With support from CESE, Casulo Cultural Association promotes cultural exchange between the Guarani Kaiowá peoples and the population of Dourados in Mato Grosso do Sul

Promoting extensive cultural exchange between the Guarani Kaiowá peoples who live around Dourados in Mato Grosso do Sul and the city’s general population.  This was the main aim of the project Words that Cure – the Guarani Kaiowá Art of Resistance, which the Casulo Cultural Association (Associação Cultural Casulo) has been running in the city since April.
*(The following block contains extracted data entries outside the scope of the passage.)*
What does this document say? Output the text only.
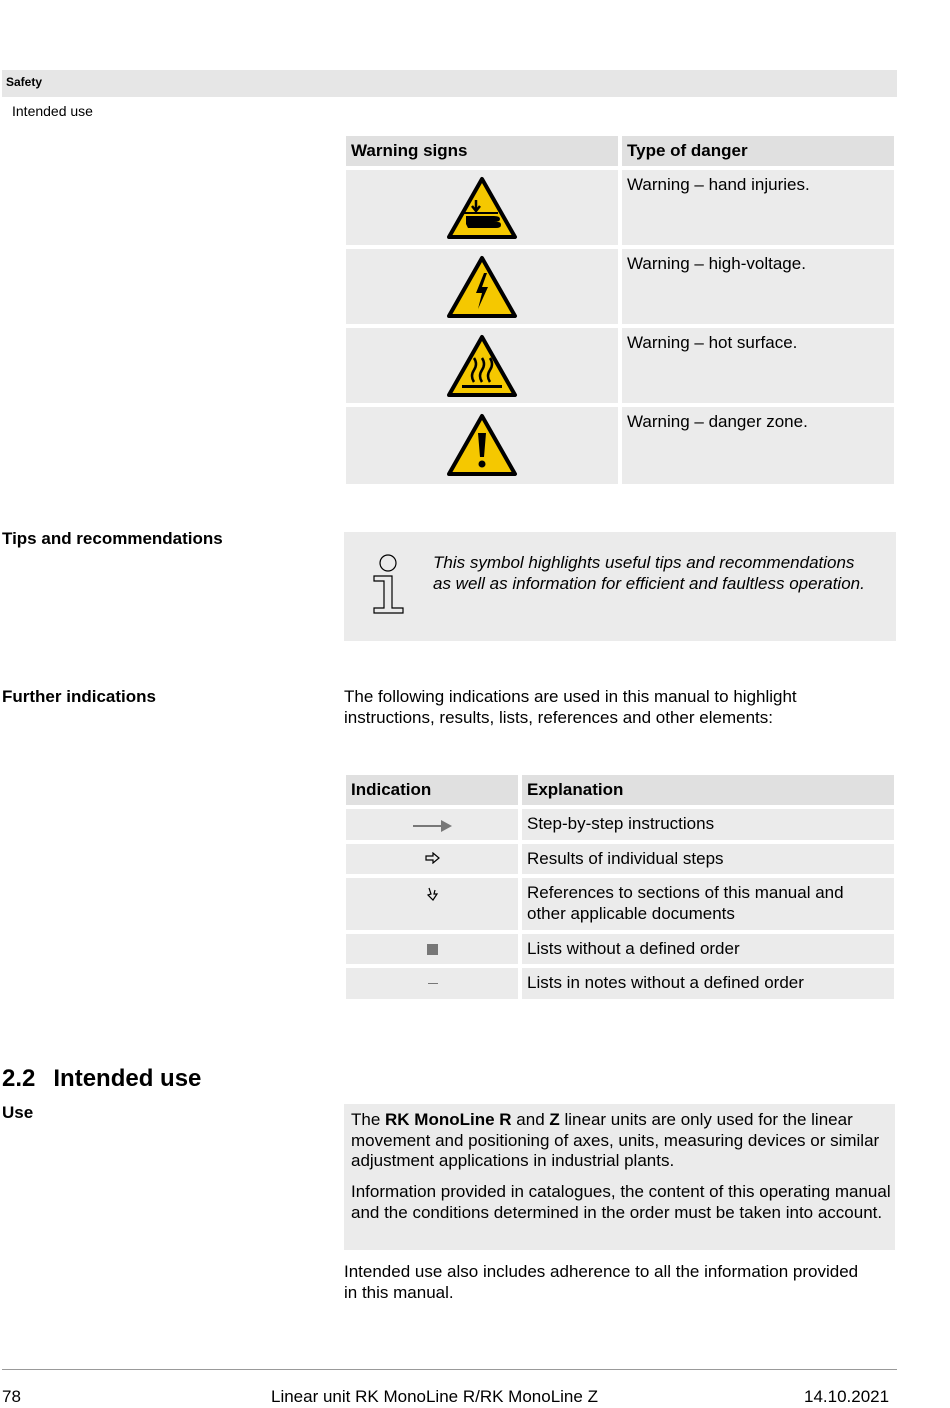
Safety
Intended use
Warning signs	Type of danger
Warning – hand injuries.
Warning – high-voltage.
Warning – hot surface.
Warning – danger zone.
Tips and recommendations
This symbol highlights useful tips and recommendations as well as information for efficient and faultless operation.
Further indications	The following indications are used in this manual to highlight instructions, results, lists, references and other elements:
Indication	Explanation
Step-by-step instructions
Results of individual steps
References to sections of this manual and other applicable documents
Lists without a defined order
Lists in notes without a defined order
2.2 Intended use
Use	The RK MonoLine R and Z linear units are only used for the linear movement and positioning of axes, units, measuring devices or similar adjustment applications in industrial plants.
Information provided in catalogues, the content of this operating manual and the conditions determined in the order must be taken into account.
Intended use also includes adherence to all the information provided in this manual.
78	Linear unit RK MonoLine R/RK MonoLine Z	14.10.2021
The initiative received support from CESE’s Small Projects Programme.

The programme included the Philosophical Chrysalis, an arena for debates involving a psychologist, a Guarani Kaiowá nurse and the indigenous master Teresinha Aquino, discussing the theme of “Burnt down Prayer Houses and violence against the guardians of traditional knowledge”. The Teresinha community’s Prayer House was burnt down in December 2021 in a fundamentalist hate crime.

With support from Casulo, the community has rebuilt its worship house.  As a way of thanking the association, it was invited to the reopening of the Prayer House. This involved another part of the Words that Cure project programme, a Festival of Indigenous Music, in which five indigenous groups from five different communities participated.

Another part of the programme involved local artists mounting an Exhibition of Kaiowá Life, which presented worked created through exchanges between indigenous and non-indigenous artists in the city. At the exhibition’s opening, films were also screened – small documentaries produced by indigenous people in partnership with academic groups, and a bilingual book was launched, translated from Guarani to Portuguese.

Artists have also illustrated the Guarani Kaiowá dictionary, produced by Graciela Chamorro, Casulo Cultural Association President, in partnership with indigenous teachers and other scholars.  Another important moment was a meeting between a Mata Grosso do Sul urban dance group and indigenous communities from Amambai (also in Mata Grosso do Sul), who exchanged musical experiences including dance and song.

“Art, like various other cultural expressions, including religion, is about finding meaning in life.  For us, culture and art are connected to resistance, survival, something essential.  For us as an organization, it is very important to approach these people’s way of life, way of being.  Both to learn this art with them, and to support their initiatives of resistance,” Graciela declared.

 

Support from CESE

The Casulo Cultural Association is already a CESE partner. In 2020, the group ran the Pathway to the Waters project, which aimed to take drinking water to areas reclaimed by indigenous people.  In principle, the project was created to reach 500 people, but, following support from the Small Projects Programme, more than 2500 people benefitted.  This was the first time the association had received support of this kind.

“Casulo had never received support from any organization. Up to 2020, we’d always worked with our own funds, from Casulo associates and friends, and occasionally from grant funding. Now, once again, we’ve been able to expand our activities to meet certain expenditure we didn’t have funding for – to help some indigenous people pay for housing, to bring in other, more distant, communities, enabling this exchange, this give and take.  So, it was hugely important to carry out and expand the project. For us, it is interesting to meet these institutions that work in dialogue with our ideas, that think like us and aim to strengthen organizations,” declared Júlia Aissa Vasconcelos Oliveira, the association’s Manager and Producer.